The day I made the call to book Dad into the nursing home, I woke in the middle of the night, thinking about my Auntie Helen. When Helen was 20 and her younger brother Harry 18, he was diagnosed with paranoid schizophrenia and their parents, my grandparents, made her take him to Royal Park Psychiatric Hospital to be committed.


Although Harry’s behaviour was unpredictable and frightening and he needed treatment, and it was her parents’ decision not hers, Helen bore the guilt of her brother’s long incarceration for the rest of her life.

My uncle was given the treatment of the day – insulin coma therapy, where large doses of insulin were administered to induce a coma.
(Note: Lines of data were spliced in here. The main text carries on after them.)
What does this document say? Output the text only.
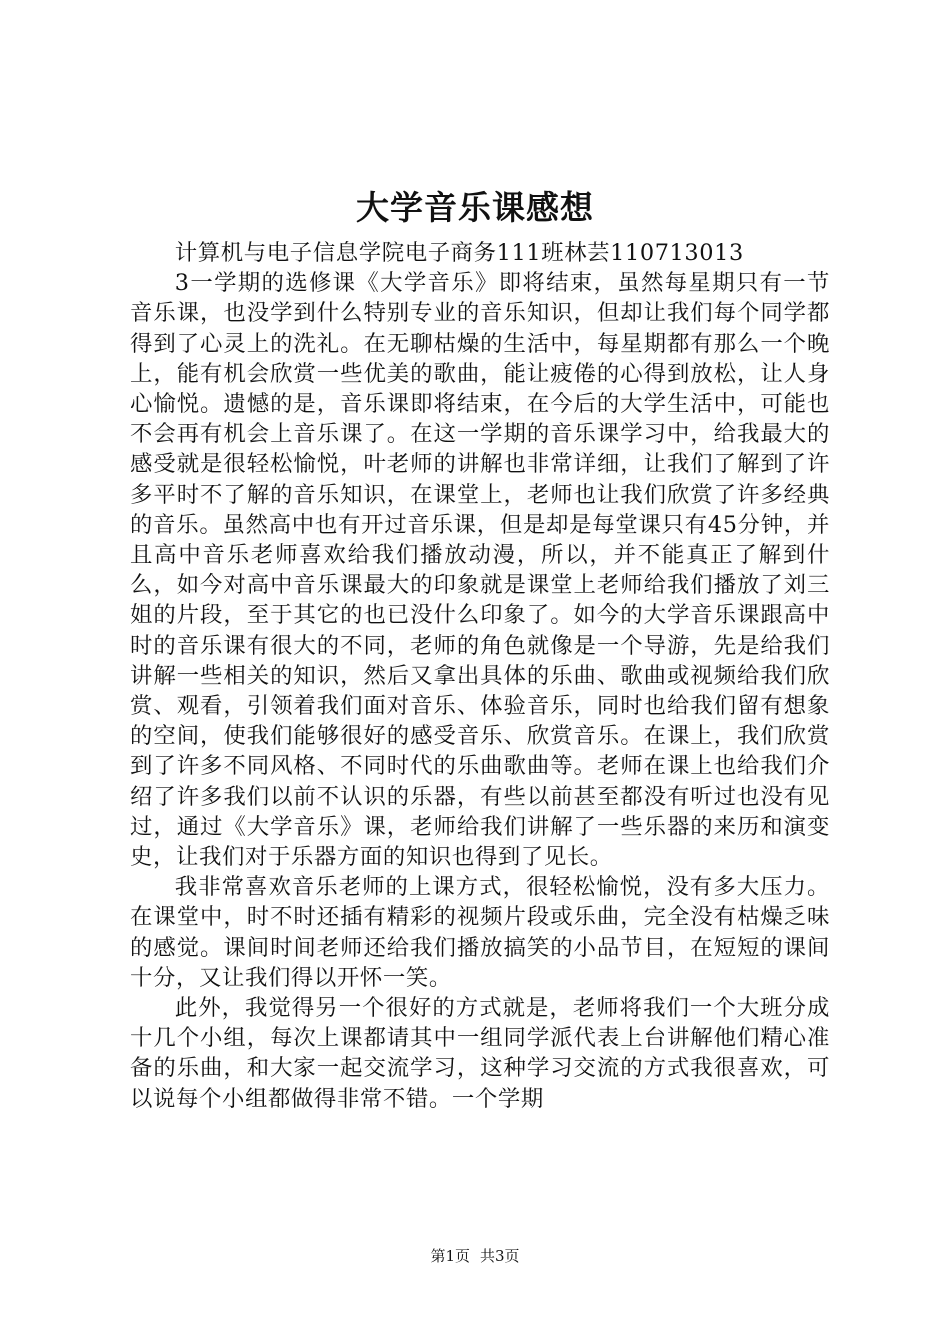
大学音乐课感想

计算机与电子信息学院电子商务111班林芸110713013

3一学期的选修课《大学音乐》即将结束，虽然每星期只有一节音乐课，也没学到什么特别专业的音乐知识，但却让我们每个同学都得到了心灵上的洗礼。在无聊枯燥的生活中，每星期都有那么一个晚上，能有机会欣赏一些优美的歌曲，能让疲倦的心得到放松，让人身心愉悦。遗憾的是，音乐课即将结束，在今后的大学生活中，可能也不会再有机会上音乐课了。在这一学期的音乐课学习中，给我最大的感受就是很轻松愉悦，叶老师的讲解也非常详细，让我们了解到了许多平时不了解的音乐知识，在课堂上，老师也让我们欣赏了许多经典的音乐。虽然高中也有开过音乐课，但是却是每堂课只有45分钟，并且高中音乐老师喜欢给我们播放动漫，所以，并不能真正了解到什么，如今对高中音乐课最大的印象就是课堂上老师给我们播放了刘三姐的片段，至于其它的也已没什么印象了。如今的大学音乐课跟高中时的音乐课有很大的不同，老师的角色就像是一个导游，先是给我们讲解一些相关的知识，然后又拿出具体的乐曲、歌曲或视频给我们欣赏、观看，引领着我们面对音乐、体验音乐，同时也给我们留有想象的空间，使我们能够很好的感受音乐、欣赏音乐。在课上，我们欣赏到了许多不同风格、不同时代的乐曲歌曲等。老师在课上也给我们介绍了许多我们以前不认识的乐器，有些以前甚至都没有听过也没有见过，通过《大学音乐》课，老师给我们讲解了一些乐器的来历和演变史，让我们对于乐器方面的知识也得到了见长。

我非常喜欢音乐老师的上课方式，很轻松愉悦，没有多大压力。在课堂中，时不时还插有精彩的视频片段或乐曲，完全没有枯燥乏味的感觉。课间时间老师还给我们播放搞笑的小品节目，在短短的课间十分，又让我们得以开怀一笑。

此外，我觉得另一个很好的方式就是，老师将我们一个大班分成十几个小组，每次上课都请其中一组同学派代表上台讲解他们精心准备的乐曲，和大家一起交流学习，这种学习交流的方式我很喜欢，可以说每个小组都做得非常不错。一个学期

第1页 共3页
My chest tightens when I read in the notes that he was very apprehensive about his treatment but his symptoms did abate. He was released but then the symptoms returned and he lived in institutions for the rest of his life. I remember him as a shambling wreck of a man, disheveled, incoherent and toothless.


Whenever I read of abuse and mistreatment in institutions I think of my uncle and wonder what he put up with. It doesn’t take a genius to work out why I am inundated with thoughts of Harry right now.

I decided to try a temporary placement for my dad in a nursing home because I felt he was becoming a prisoner in his own home. Because of his frailty, incontinence and confusion it’s become difficult to take him out of the house. In fact his only outings now are when I take him to the doctor. He does have the occasional visitor, but mostly he sits alone with his carers. Well-fed and well-cared for, but socially isolated. My hope is that a nursing home will provide activities and company.

I’ll be watching carefully. This is a light airy place, not the closed institution my uncle endured, but still I’m worried about this transition. I hope I’m making the right decision, and that it doesn’t worsen his condition. Time will tell, I guess. Meanwhile, I pack his suitcase with an aching heart.